[Original]
These Border hills have produced from time to time many a long-distance runner of immense local celebrity,—such for instance, as the far-famed Will of Phaup—but few of them, I imagine, could have "lived" with Jamie Telfer in that burst of his across the trackless heather and the boggy moors from the Dodhead, over by the headwaters of Ale, across Borthwick, across Teviot, on to Slitrig at "Stobs Ha'," and from there back again to Teviot at Coultercleuch. It must be a good sixteen miles at the least, across a country over which no runner could travel at a pace so fast as that with which the ballad credits Jamie. But if anyone did this run, I fear it was no Jamie Telfer. At least in the fair Dodhead up Ettrick there was at the supposed date of the ballad, and for generations before, no Telfer, but a Scott.
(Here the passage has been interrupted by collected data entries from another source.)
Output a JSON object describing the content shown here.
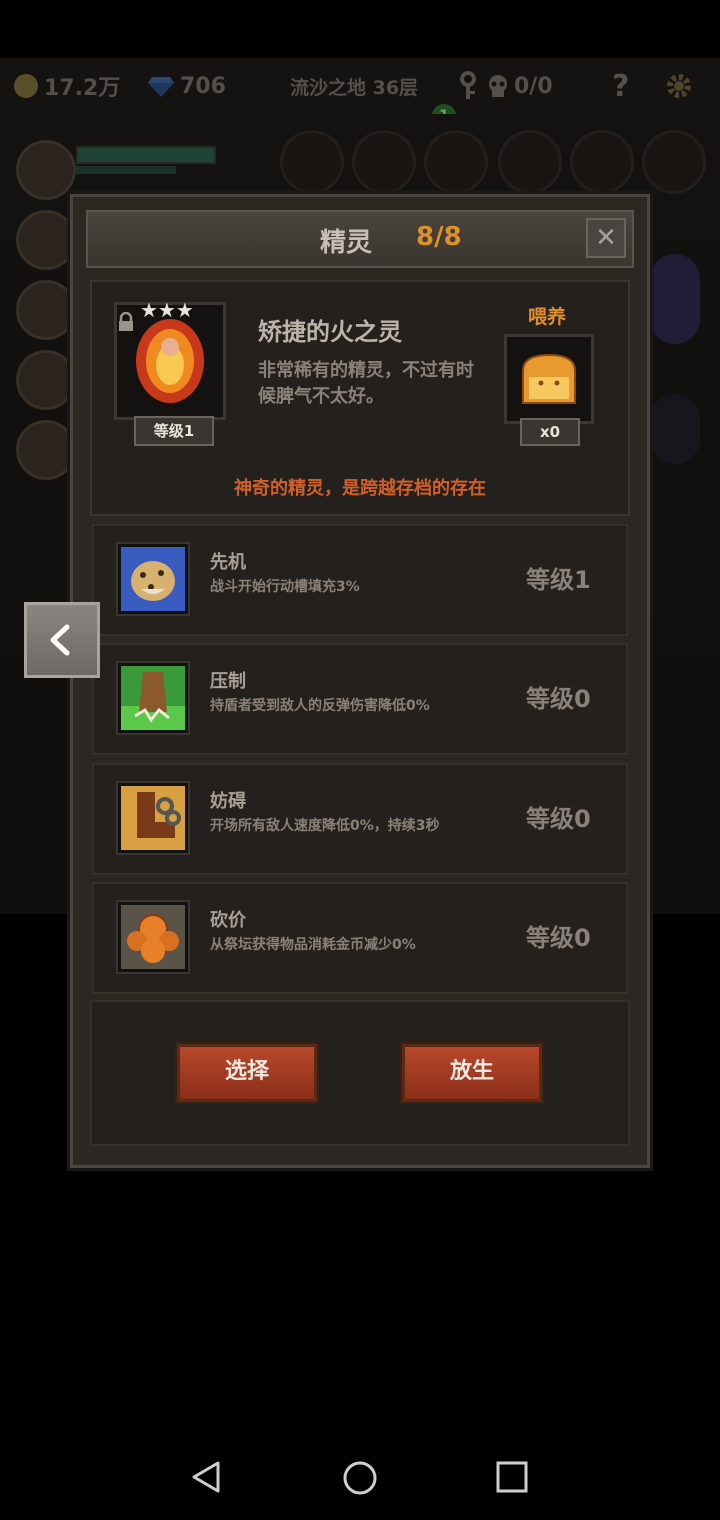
{
  "topbar": {
    "gold": "17.2万",
    "gems": "706",
    "location": "流沙之地 36层",
    "badge_count": "1",
    "skull_count": "0/0",
    "help_label": "?"
  },
  "dialog": {
    "title": "精灵",
    "count": "8/8",
    "close_label": "✕",
    "spirit": {
      "stars": "★★★",
      "level": "等级1",
      "name": "矫捷的火之灵",
      "description": "非常稀有的精灵，不过有时候脾气不太好。",
      "feed_label": "喂养",
      "feed_count": "x0"
    },
    "tagline": "神奇的精灵，是跨越存档的存在",
    "skills": [
      {
        "name": "先机",
        "description": "战斗开始行动槽填充3%",
        "level": "等级1"
      },
      {
        "name": "压制",
        "description": "持盾者受到敌人的反弹伤害降低0%",
        "level": "等级0"
      },
      {
        "name": "妨碍",
        "description": "开场所有敌人速度降低0%，持续3秒",
        "level": "等级0"
      },
      {
        "name": "砍价",
        "description": "从祭坛获得物品消耗金币减少0%",
        "level": "等级0"
      }
    ],
    "select_label": "选择",
    "release_label": "放生"
  },
  "colors": {
    "accent_orange": "#e0902a",
    "tagline_red": "#d0602a",
    "button_red": "#b8482a"
  }
}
The Dodhead of the ballad must be some other place of the same name, possibly that near Penchrise, by Skelfhill.
Following up Ettrick, past Hyndhope and Singlie, we come to Deloraine, an ancient possession of the Scotts, for ever famed through its association with William of Deloraine and the "Lay of the Last Minstrel":
"A stark moss-trooping Scott was he,
As e'er couch'd Border lance by knee."
There are various theories as to the derivation of the name "Deloraine."